Kristin Ainsworth is VP, corporate Affairs, PR and advocacy, Tesaro.

What would you do if you didn’t work in healthcare?

I have such a passion for helping people and animals, I would probably own acres of land to rescue every dog I could. Working in healthcare allows me to make a living and still feed that passion because I know I’m helping people.

Last time you experienced a fist-pumping victory moment?

Completing the Boston Marathon in 2017. There are so many parallels between building a career and training for a marathon. Both require commitment, long-term strategizing, and the understanding that, instead of jumping straight to the big accomplishment – finishing the race or getting a big promotion, for example – you must first achieve small accomplishments that you can then build on to get to the bigger payoff.

When was the last time you endured an “agony of defeat” moment? What did you learn from it?

We had just gone through a very successful product launch. It was well-received and supported an unmet need in treating cancer, but some patients began to experience side effects we hadn’t seen in earlier studies. Ultimately, we made the difficult but responsible decision to remove the drug from the market, even though so many patients were benefiting from it. What we learned is that while we are a business, we have to do what’s right for patients. If you set aside the financial goals to do what’s right, if that governs how you do business, you will always do the right thing.

How long ago was the last time you took the time to recharge your batteries? What did you do?

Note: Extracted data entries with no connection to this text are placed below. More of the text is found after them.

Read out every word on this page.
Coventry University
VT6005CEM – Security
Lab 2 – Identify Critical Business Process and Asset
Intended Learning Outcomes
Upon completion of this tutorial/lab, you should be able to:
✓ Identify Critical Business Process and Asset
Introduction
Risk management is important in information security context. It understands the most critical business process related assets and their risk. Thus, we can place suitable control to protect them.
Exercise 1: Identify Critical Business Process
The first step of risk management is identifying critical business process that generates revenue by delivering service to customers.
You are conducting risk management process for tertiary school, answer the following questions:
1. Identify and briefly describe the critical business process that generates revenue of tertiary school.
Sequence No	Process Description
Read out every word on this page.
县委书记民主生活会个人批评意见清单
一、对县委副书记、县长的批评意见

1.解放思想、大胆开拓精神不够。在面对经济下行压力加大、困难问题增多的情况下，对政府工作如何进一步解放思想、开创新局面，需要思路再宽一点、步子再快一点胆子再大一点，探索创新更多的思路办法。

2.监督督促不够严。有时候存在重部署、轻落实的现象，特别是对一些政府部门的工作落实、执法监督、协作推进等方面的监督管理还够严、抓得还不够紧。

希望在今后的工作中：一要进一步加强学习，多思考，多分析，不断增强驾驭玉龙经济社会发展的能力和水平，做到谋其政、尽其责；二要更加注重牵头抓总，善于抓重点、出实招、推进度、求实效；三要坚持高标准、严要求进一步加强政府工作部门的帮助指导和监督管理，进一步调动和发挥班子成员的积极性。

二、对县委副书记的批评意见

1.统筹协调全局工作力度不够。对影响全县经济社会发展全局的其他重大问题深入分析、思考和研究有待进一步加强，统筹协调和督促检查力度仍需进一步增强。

My family and I took a wonderful vacation to Sea Island, Georgia, in February. One thing we particularly enjoyed was renting bicycles with our kids. The bike ride was only an hour, but it was all we needed. Everything was blooming, and moss-covered oak trees were drooping over the streets. We were forced to downshift a bit in this beautiful, historically significant place. It was a great way to disconnect from the digital world.

What do you find frustrating about working in healthcare marketing?

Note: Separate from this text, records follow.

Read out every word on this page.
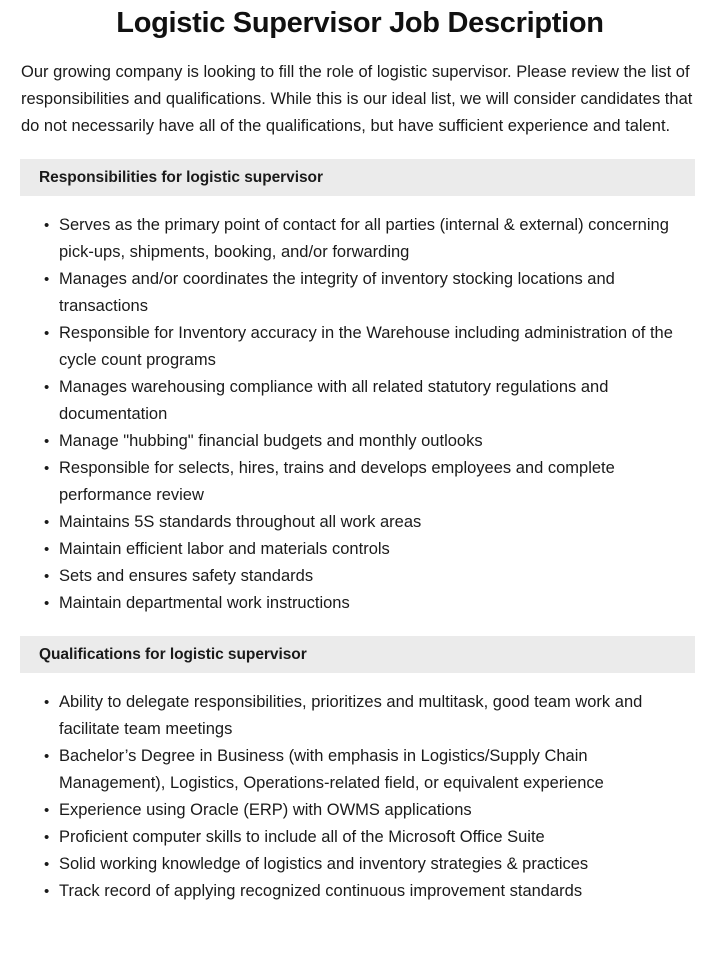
Logistic Supervisor Job Description

Our growing company is looking to fill the role of logistic supervisor. Please review the list of responsibilities and qualifications. While this is our ideal list, we will consider candidates that do not necessarily have all of the qualifications, but have sufficient experience and talent.

Responsibilities for logistic supervisor
• Serves as the primary point of contact for all parties (internal & external) concerning pick-ups, shipments, booking, and/or forwarding
• Manages and/or coordinates the integrity of inventory stocking locations and transactions
• Responsible for Inventory accuracy in the Warehouse including administration of the cycle count programs
• Manages warehousing compliance with all related statutory regulations and documentation
• Manage "hubbing" financial budgets and monthly outlooks
• Responsible for selects, hires, trains and develops employees and complete performance review
• Maintains 5S standards throughout all work areas
• Maintain efficient labor and materials controls
• Sets and ensures safety standards
• Maintain departmental work instructions
Qualifications for logistic supervisor
• Ability to delegate responsibilities, prioritizes and multitask, good team work and facilitate team meetings
• Bachelor’s Degree in Business (with emphasis in Logistics/Supply Chain Management), Logistics, Operations-related field, or equivalent experience
• Experience using Oracle (ERP) with OWMS applications
• Proficient computer skills to include all of the Microsoft Office Suite
• Solid working knowledge of logistics and inventory strategies & practices
• Track record of applying recognized continuous improvement standards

Pharma’s reputation. We’re doing all kinds of good things for people living with chronic illnesses, and sometimes that gets overshadowed by a tweet about pricing or some other pain point. As an industry, we need to work harder to spotlight the good we’re doing, rather than simply taking a defensive stance. If we are going to have a conversation about pharma’s place in the world, we need a balanced discussion about the bad and the good.

To ensure pay parity and career advancement for women, I will…

Continue being an advocate and a voice within the industry and the organization to support these two important goals. We should select the person best suited for the role, regardless of gender. But with respect to leveling the playing field, we must continue to promote women and give them visibility by acknowledging the work they do. I think our industry is recognizing there has been an issue, and we’re making progress.

What are your words to live by?

Enjoy the journey. My husband and I say it all the time. We all get so wrapped up with the “treadmill of life,” the challenges, the family commitments. Take time to reflect on life’s gifts, don’t take things too seriously, and be in the present moment. It makes things so much more manageable and so much cooler.

What is one thing you would tell young women starting their careers in healthcare marketing?

Know thyself. Know what matters to you today, professionally and personally, so that you’re not simply enticed by a fancy title. Be open to opportunities, but never forget what drives you, what’s meaningful to you. Sure, you’ll make some decisions you regret, but try not to sacrifice your values. Also, find a mentor – someone who will tell you what you need to hear, not what you want to hear. Surround yourself with people who know you and who can protect you when they see you veering off your path.

Favorite drink?

Hands down favorite has to be pinot noir. It’s got some good substance, it’s not too flashy, it goes with everything, and can be consumed across the seasons.

What three people, alive or dead, would you like to host at a dinner party and why?

  • Brett Favre, the former quarterback for the Green Bay Packers. I admire him so much. During high-pressure games, he always stayed extremely focused for his team.
  • Gwen Stefani. She’s so authentic in expressing her personality. She’s a mom and an incredible musician, and also drives a minivan.
  • Princess Diana. Under times of extreme stress, she was always graceful, composed, and poised, yet more real than royal. She was relatable and connected with people on a very human level.